LDM handling of icy roads irks residents

Some Burns Lake residents have vented frustration over what they said was the inadequate response by Lakes District Maintenance (LDM) to the rough weather on Nov. 11.

After the freezing rain that fell during the morning, there were no sand trucks working on Highway 16 by 1:30 p.m., as Steve Gailing, a former LDM employee told Lakes District News.

“Around 1:30 p.m. the only activity I noticed was a lone sand truck being loaded in the Burns Lake Highway Maintenance Contract yard,” he said.

Just an hour before that and past the Yellowhead Road and Bridges (YRB) service area, Gailing saw two sand trucks plowing the road and applying abrasives.

But the conditions became unacceptable once he reached the area between Priestly Hill and Six Mile Hill and the rock cuts were particularly dangerous, he said.

“The multiple weather forecasts over a couple of days should have given LDM more than a suitable time frame to have a plan in place for such an event. They quite clearly did not.”

Conditions were better when Gailing reached the Houston area, which was well-plowed and sanded on that day.

Some residents voiced concerns about LDM’s response on the Facebook group Lakes District Hwy 16 Complaints & Bouquets.

“Freezing rain and your 10 grains of sand on corners only was pitiful compared to YRBs work from Vanderhoof to Priestly Hill. We saw 4 YRB trucks out and not one LDM truck,” wrote Lianne Olson on Nov. 12.

“If this is an example of what we are to see this winter, we as taxpayers are being ripped off and are having our safety put in jeopardy for your profits.”

Olson also asked John Rustad, Nechako Lakes MLA what is being done to ensure the highway is being properly maintained.

In reply on Facebook, Rustad said he would meet with Ministry of Transportation officials and ask about road maintenance issues.

“I have noticed a difference as well,” Rustad said. “Part of it is the material used.
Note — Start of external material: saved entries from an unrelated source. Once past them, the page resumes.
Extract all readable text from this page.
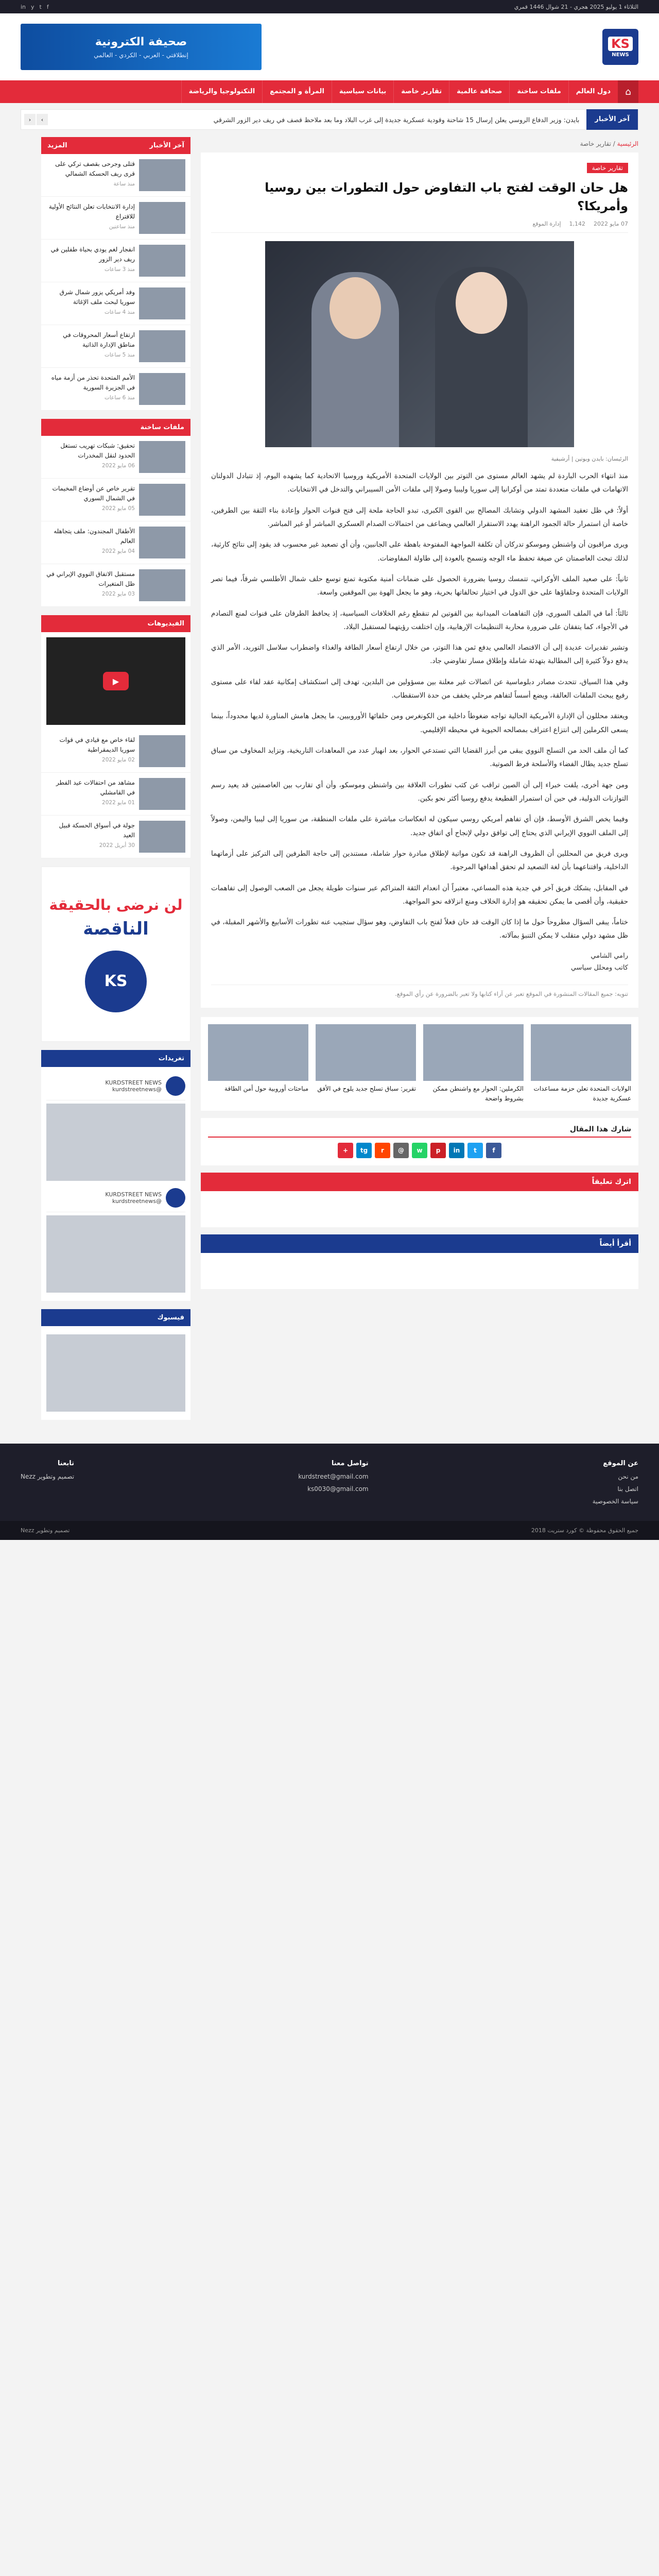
الثلاثاء 1 يوليو 2025 هجري - 21 شوال 1446 قمري
f
t
y
in
KS
NEWS
صحيفة الكترونية
إنطلاقتي - العربي - الكردي - العالمي
⌂
دول العالم
ملفات ساخنة
صحافة عالمية
تقارير خاصة
بيانات سياسية
المرأة و المجتمع
التكنولوجيا والرياضة
آخر الأخبار
بايدن: وزير الدفاع الروسي يعلن إرسال 15 شاحنة وقودية عسكرية جديدة إلى غرب البلاد وما بعد ملاحظ قصف في ريف دير الزور الشرقي
›
‹
الرئيسية / تقارير خاصة
تقارير خاصة
هل حان الوقت لفتح باب التفاوض حول التطورات بين روسيا وأمريكا؟
07 مايو 2022
1,142
إدارة الموقع
الرئيسان: بايدن وبوتين | أرشيفية

منذ انتهاء الحرب الباردة لم يشهد العالم مستوى من التوتر بين الولايات المتحدة الأمريكية وروسيا الاتحادية كما يشهده اليوم، إذ تتبادل الدولتان الاتهامات في ملفات متعددة تمتد من أوكرانيا إلى سوريا وليبيا وصولا إلى ملفات الأمن السيبراني والتدخل في الانتخابات.

أولاً: في ظل تعقيد المشهد الدولي وتشابك المصالح بين القوى الكبرى، تبدو الحاجة ملحة إلى فتح قنوات الحوار وإعادة بناء الثقة بين الطرفين، خاصة أن استمرار حالة الجمود الراهنة يهدد الاستقرار العالمي ويضاعف من احتمالات الصدام العسكري المباشر أو غير المباشر.

ويرى مراقبون أن واشنطن وموسكو تدركان أن تكلفة المواجهة المفتوحة باهظة على الجانبين، وأن أي تصعيد غير محسوب قد يقود إلى نتائج كارثية، لذلك تبحث العاصمتان عن صيغة تحفظ ماء الوجه وتسمح بالعودة إلى طاولة المفاوضات.

ثانياً: على صعيد الملف الأوكراني، تتمسك روسيا بضرورة الحصول على ضمانات أمنية مكتوبة تمنع توسع حلف شمال الأطلسي شرقاً، فيما تصر الولايات المتحدة وحلفاؤها على حق الدول في اختيار تحالفاتها بحرية، وهو ما يجعل الهوة بين الموقفين واسعة.

ثالثاً: أما في الملف السوري، فإن التفاهمات الميدانية بين القوتين لم تنقطع رغم الخلافات السياسية، إذ يحافظ الطرفان على قنوات لمنع التصادم في الأجواء، كما يتفقان على ضرورة محاربة التنظيمات الإرهابية، وإن اختلفت رؤيتهما لمستقبل البلاد.

وتشير تقديرات عديدة إلى أن الاقتصاد العالمي يدفع ثمن هذا التوتر، من خلال ارتفاع أسعار الطاقة والغذاء واضطراب سلاسل التوريد، الأمر الذي يدفع دولاً كثيرة إلى المطالبة بتهدئة شاملة وإطلاق مسار تفاوضي جاد.

وفي هذا السياق، تتحدث مصادر دبلوماسية عن اتصالات غير معلنة بين مسؤولين من البلدين، تهدف إلى استكشاف إمكانية عقد لقاء على مستوى رفيع يبحث الملفات العالقة، ويضع أسساً لتفاهم مرحلي يخفف من حدة الاستقطاب.

ويعتقد محللون أن الإدارة الأمريكية الحالية تواجه ضغوطاً داخلية من الكونغرس ومن حلفائها الأوروبيين، ما يجعل هامش المناورة لديها محدوداً، بينما يسعى الكرملين إلى انتزاع اعتراف بمصالحه الحيوية في محيطه الإقليمي.

كما أن ملف الحد من التسلح النووي يبقى من أبرز القضايا التي تستدعي الحوار، بعد انهيار عدد من المعاهدات التاريخية، وتزايد المخاوف من سباق تسلح جديد يطال الفضاء والأسلحة فرط الصوتية.

ومن جهة أخرى، يلفت خبراء إلى أن الصين تراقب عن كثب تطورات العلاقة بين واشنطن وموسكو، وأن أي تقارب بين العاصمتين قد يعيد رسم التوازنات الدولية، في حين أن استمرار القطيعة يدفع روسيا أكثر نحو بكين.

وفيما يخص الشرق الأوسط، فإن أي تفاهم أمريكي روسي سيكون له انعكاسات مباشرة على ملفات المنطقة، من سوريا إلى ليبيا واليمن، وصولاً إلى الملف النووي الإيراني الذي يحتاج إلى توافق دولي لإنجاح أي اتفاق جديد.

ويرى فريق من المحللين أن الظروف الراهنة قد تكون مواتية لإطلاق مبادرة حوار شاملة، مستندين إلى حاجة الطرفين إلى التركيز على أزماتهما الداخلية، واقتناعهما بأن لغة التصعيد لم تحقق أهدافها المرجوة.

في المقابل، يشكك فريق آخر في جدية هذه المساعي، معتبراً أن انعدام الثقة المتراكم عبر سنوات طويلة يجعل من الصعب الوصول إلى تفاهمات حقيقية، وأن أقصى ما يمكن تحقيقه هو إدارة الخلاف ومنع انزلاقه نحو المواجهة.

ختاماً، يبقى السؤال مطروحاً حول ما إذا كان الوقت قد حان فعلاً لفتح باب التفاوض، وهو سؤال ستجيب عنه تطورات الأسابيع والأشهر المقبلة، في ظل مشهد دولي متقلب لا يمكن التنبؤ بمآلاته.

رامي الشامي
كاتب ومحلل سياسي
تنويه: جميع المقالات المنشورة في الموقع تعبر عن آراء كتابها ولا تعبر بالضرورة عن رأي الموقع.
الولايات المتحدة تعلن حزمة مساعدات عسكرية جديدة
الكرملين: الحوار مع واشنطن ممكن بشروط واضحة
تقرير: سباق تسلح جديد يلوح في الأفق
مباحثات أوروبية حول أمن الطاقة
شارك هذا المقال
f
t
in
p
w
@
r
tg
+
اترك تعليقاً
أقرأ أيضاً
آخر الأخبار
المزيد
قتلى وجرحى بقصف تركي على قرى ريف الحسكة الشمالي
منذ ساعة
إدارة الانتخابات تعلن النتائج الأولية للاقتراع
منذ ساعتين
انفجار لغم يودي بحياة طفلين في ريف دير الزور
منذ 3 ساعات
وفد أمريكي يزور شمال شرق سوريا لبحث ملف الإغاثة
منذ 4 ساعات
ارتفاع أسعار المحروقات في مناطق الإدارة الذاتية
منذ 5 ساعات
الأمم المتحدة تحذر من أزمة مياه في الجزيرة السورية
منذ 6 ساعات
ملفات ساخنة
تحقيق: شبكات تهريب تستغل الحدود لنقل المخدرات
06 مايو 2022
تقرير خاص عن أوضاع المخيمات في الشمال السوري
05 مايو 2022
الأطفال المجندون: ملف يتجاهله العالم
04 مايو 2022
مستقبل الاتفاق النووي الإيراني في ظل المتغيرات
03 مايو 2022
الفيديوهات
▶
لقاء خاص مع قيادي في قوات سوريا الديمقراطية
02 مايو 2022
مشاهد من احتفالات عيد الفطر في القامشلي
01 مايو 2022
جولة في أسواق الحسكة قبيل العيد
30 أبريل 2022
لن نرضى بالحقيقة
الناقصة
KS
تغريدات
KURDSTREET NEWS
@kurdstreetnews
KURDSTREET NEWS
@kurdstreetnews
فيسبوك
عن الموقع
من نحن
اتصل بنا
سياسة الخصوصية
تواصل معنا
kurdstreet@gmail.com
ks0030@gmail.com
تابعنا
تصميم وتطوير Nezz
جميع الحقوق محفوظة © كورد ستريت 2018
تصميم وتطوير Nezz
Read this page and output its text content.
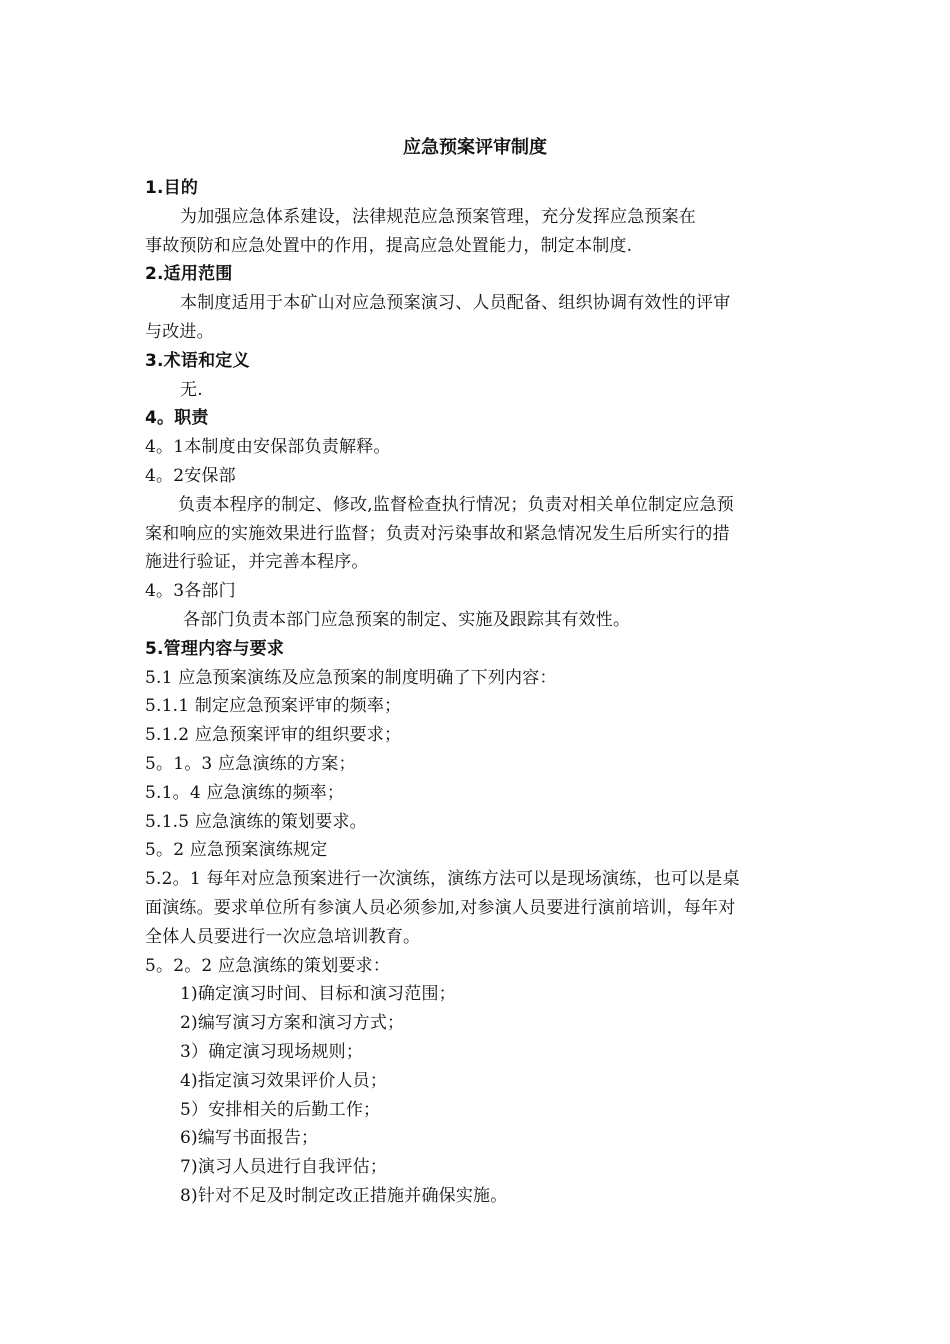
应急预案评审制度

1.目的

为加强应急体系建设，法律规范应急预案管理，充分发挥应急预案在

事故预防和应急处置中的作用，提高应急处置能力，制定本制度.

2.适用范围

本制度适用于本矿山对应急预案演习、人员配备、组织协调有效性的评审

与改进。

3.术语和定义

无.

4。职责

4。1本制度由安保部负责解释。

4。2安保部

负责本程序的制定、修改,监督检查执行情况；负责对相关单位制定应急预

案和响应的实施效果进行监督；负责对污染事故和紧急情况发生后所实行的措

施进行验证，并完善本程序。

4。3各部门

各部门负责本部门应急预案的制定、实施及跟踪其有效性。

5.管理内容与要求

5.1 应急预案演练及应急预案的制度明确了下列内容：

5.1.1 制定应急预案评审的频率；

5.1.2 应急预案评审的组织要求；

5。1。3 应急演练的方案；

5.1。4 应急演练的频率；

5.1.5 应急演练的策划要求。

5。2 应急预案演练规定

5.2。1 每年对应急预案进行一次演练，演练方法可以是现场演练，也可以是桌

面演练。要求单位所有参演人员必须参加,对参演人员要进行演前培训，每年对

全体人员要进行一次应急培训教育。

5。2。2 应急演练的策划要求：

1)确定演习时间、目标和演习范围；

2)编写演习方案和演习方式；

3）确定演习现场规则；

4)指定演习效果评价人员；

5）安排相关的后勤工作；

6)编写书面报告；

7)演习人员进行自我评估；

8)针对不足及时制定改正措施并确保实施。
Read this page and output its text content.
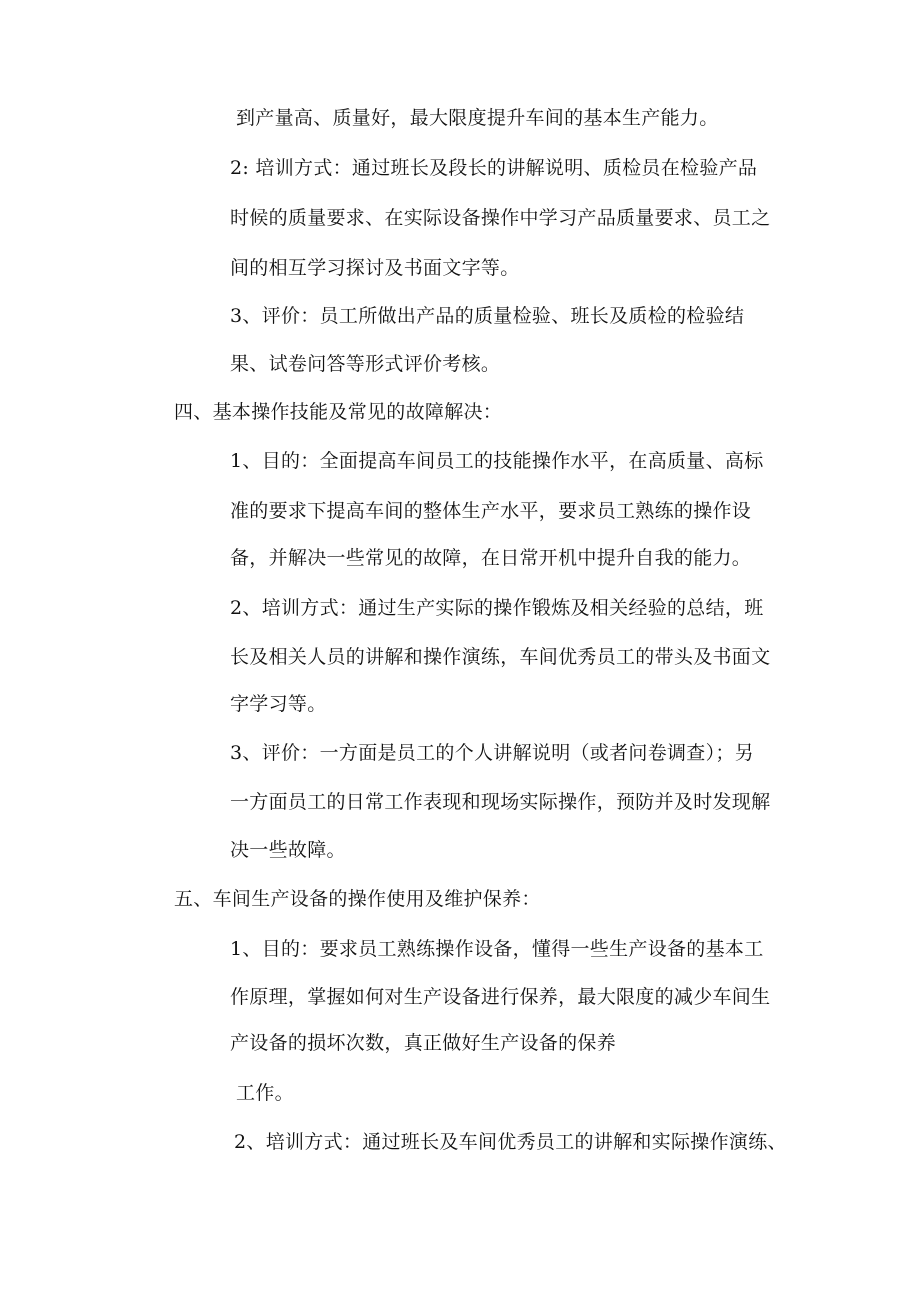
到产量高、质量好，最大限度提升车间的基本生产能力。
2: 培训方式：通过班长及段长的讲解说明、质检员在检验产品
时候的质量要求、在实际设备操作中学习产品质量要求、员工之
间的相互学习探讨及书面文字等。
3、评价：员工所做出产品的质量检验、班长及质检的检验结
果、试卷问答等形式评价考核。
四、基本操作技能及常见的故障解决：
1、目的：全面提高车间员工的技能操作水平，在高质量、高标
准的要求下提高车间的整体生产水平，要求员工熟练的操作设
备，并解决一些常见的故障，在日常开机中提升自我的能力。
2、培训方式：通过生产实际的操作锻炼及相关经验的总结，班
长及相关人员的讲解和操作演练，车间优秀员工的带头及书面文
字学习等。
3、评价：一方面是员工的个人讲解说明（或者问卷调查）；另
一方面员工的日常工作表现和现场实际操作，预防并及时发现解
决一些故障。
五、车间生产设备的操作使用及维护保养：
1、目的：要求员工熟练操作设备，懂得一些生产设备的基本工
作原理，掌握如何对生产设备进行保养，最大限度的减少车间生
产设备的损坏次数，真正做好生产设备的保养
工作。
2、培训方式：通过班长及车间优秀员工的讲解和实际操作演练、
LDM uses a crushed rock which doesn’t show up in the road while YRB uses more of a sand type product. Highway 16 is supposed to be a class A highway for winter maintenance. I will confirm if that standard is being met.”

In addressing the issues raised, Mike Philip, General Manager of LDM acknowledged that three calls were received on Nov. 11 in relation to the road conditions.

He said LDM had planned for the inclement weather, however he didn’t say how many LDM trucks were dispatched.

“This was a forecasted event and with that information coming from weather reports before the storm our crews pre-treated the highway with salt prior to the event as well as patrolled, salted and sanded throughout the day and evening during and after the event.”

The company’s plans for treating roadways in icy or snow compacted conditions varies depending on the precipitation amounts, air and road temperatures and weather forecasts.

“We use multiple products including salt brine, road salt and calcium chloride to pre-treat areas as well as winter abrasives for traction during and after an event. What we use for each storm really is dictated by each weather event as no two storms are the same so we may use only one product or multiple products prior to, during and after weather events,” he explained.

Philip advised that if residents have problems with road conditions to call LDM’s toll free 24/7 call centre at 1-888-255-8055 so the information can be sent to the crews, instead of posting complaints online.